We think you need these skills to ace Senior Data Engineer β Healthcare AI
Some tips for your application π«‘
Show Off Your Projects:In the world of data science, your projects can speak volumes about your skills. Make sure to showcase a few key projects in your CV or portfolio, especially those that highlight your ability to work with data sets, build models, or use relevant tools like Python, R, or SQL. Donβt forget to include links to any GitHub repositories if applicable!
Quantify Your Achievements:Employers love numbers! When drafting your CV, highlight your achievements with quantifiable results. For instance, mention how your data analysis led to a certain percentage increase in efficiency or revenue at a previous job or project. These details can really make your application pop!
Craft a Tailored Cover Letter:For a full-time role at Vamstar, your cover letter should reflect your passion for data science and your excitement about the specific projects or values of the company. Dive into why youβre a good fit, how your skills align with their needs, and any unique perspectives you can bring to the team.

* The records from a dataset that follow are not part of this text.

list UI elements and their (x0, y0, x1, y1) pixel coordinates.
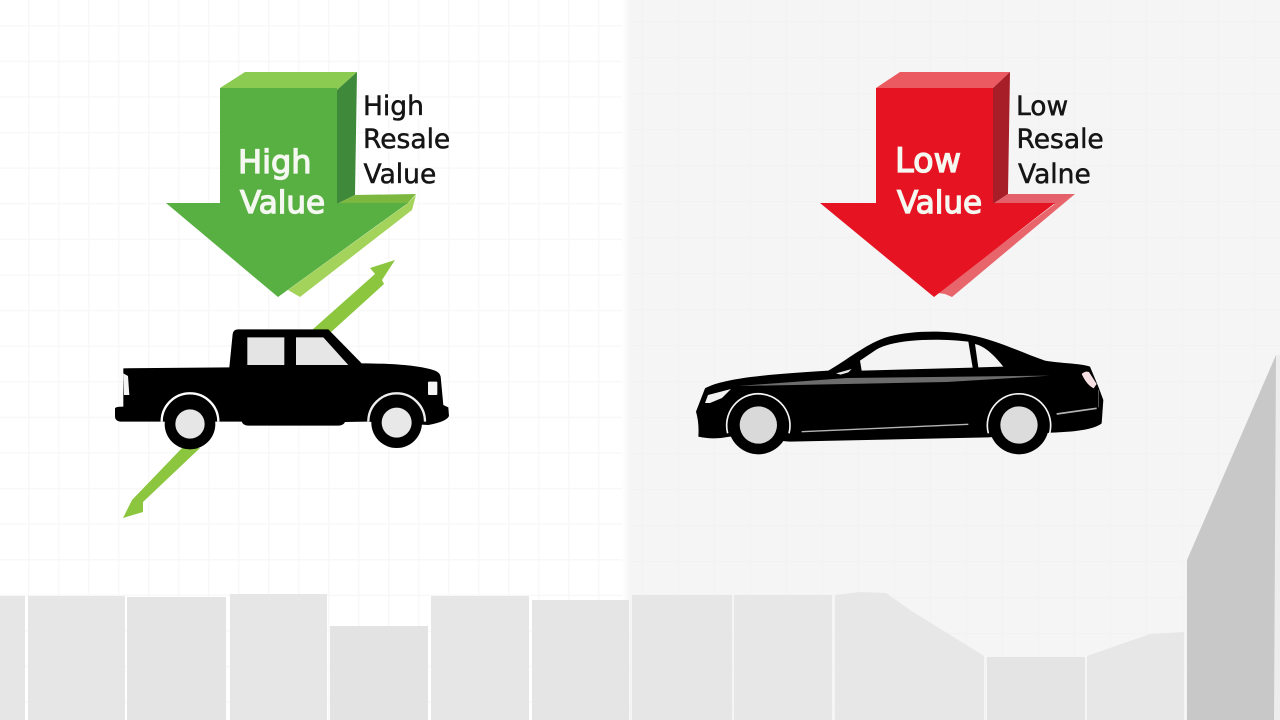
label: low resale value: Resale (1016, 124, 1104, 155)
label: high value (238, 143, 325, 221)
label: low resale value (1016, 91, 1104, 190)
label: high resale value: Value (364, 159, 436, 190)
label: low value (895, 141, 982, 221)
label: low value: Low (895, 141, 961, 180)
bar chart backdrop (0, 355, 1280, 720)
label: high resale value: Resale (363, 124, 450, 155)
label: high value: High (238, 143, 312, 181)
icon: sedan car (696, 332, 1103, 454)
panel: high value arrow (166, 72, 416, 297)
icon: pickup truck (115, 329, 449, 449)
label: low resale value: Valne (1018, 159, 1091, 190)
label: high resale value: High (363, 91, 424, 122)
icon: diagonal green growth arrow (123, 260, 395, 518)
label: low resale value: Low (1016, 91, 1068, 122)
label: low value: Value (897, 185, 982, 221)
label: high resale value (363, 91, 450, 190)
panel: low value arrow (820, 72, 1075, 297)
label: high value: Value (240, 185, 325, 221)
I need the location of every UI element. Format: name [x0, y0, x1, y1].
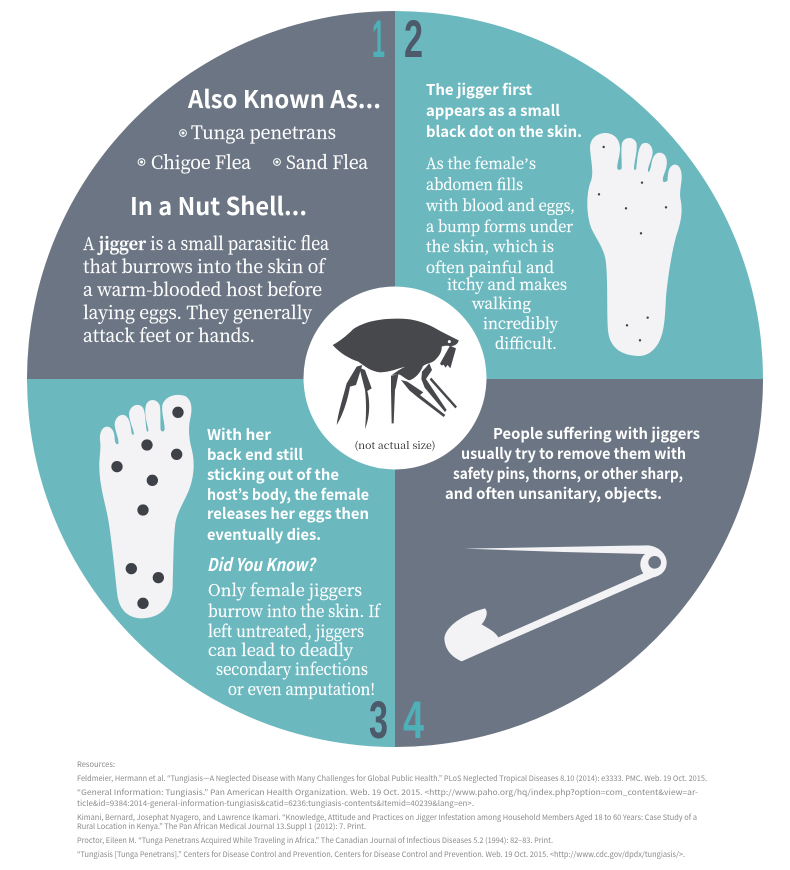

Stand Out with Relevant Courses and Certifications:Although experience talks, relevant courses or certifications can be your ticket to impressing hiring managers at Vamstar. Mention any standout courses you've completed that equipped you with essential skills, such as machine learning certifications or data visualisation courses. This shows your commitment to continuously developing your skills in the field!
How to prepare for a job interview at Vamstar
β¨Brush Up on Your Statistics
For a data science role, we need to seriously sharpen our statistics skills. Get ready to tackle technical questions on probability distributions, hypothesis testing, and regression analysis. These are often the bread and butter of data science interviews, so don't just skim over them!
β¨Showcase Your Projects
Prepare a killer portfolio showcasing your data science projects. We should include details about the datasets used, the tools and techniques applied, and the impact of your findings. If we can walk them through a particularly challenging project or a cool visualisation that had real-world implications, itβll really make us stand out!
β¨Get Comfortable with Python and R
Most data science positions require us to be proficient in programming languages like Python and R. We should practice common libraries like pandas, NumPy, and scikit-learn, and be ready for live coding exercises or algorithm questions. Showing off our coding chops can really impress the interviewers at Vamstar!
β¨Prepare for Case Studies
Expect to encounter real-world case studies during the interview. We might be asked how weβd approach a data problem or analyse a dataset to extract insights. It's essential to think out loud and demonstrate our problem-solving process so that the interviewer can see our logical thinking in action.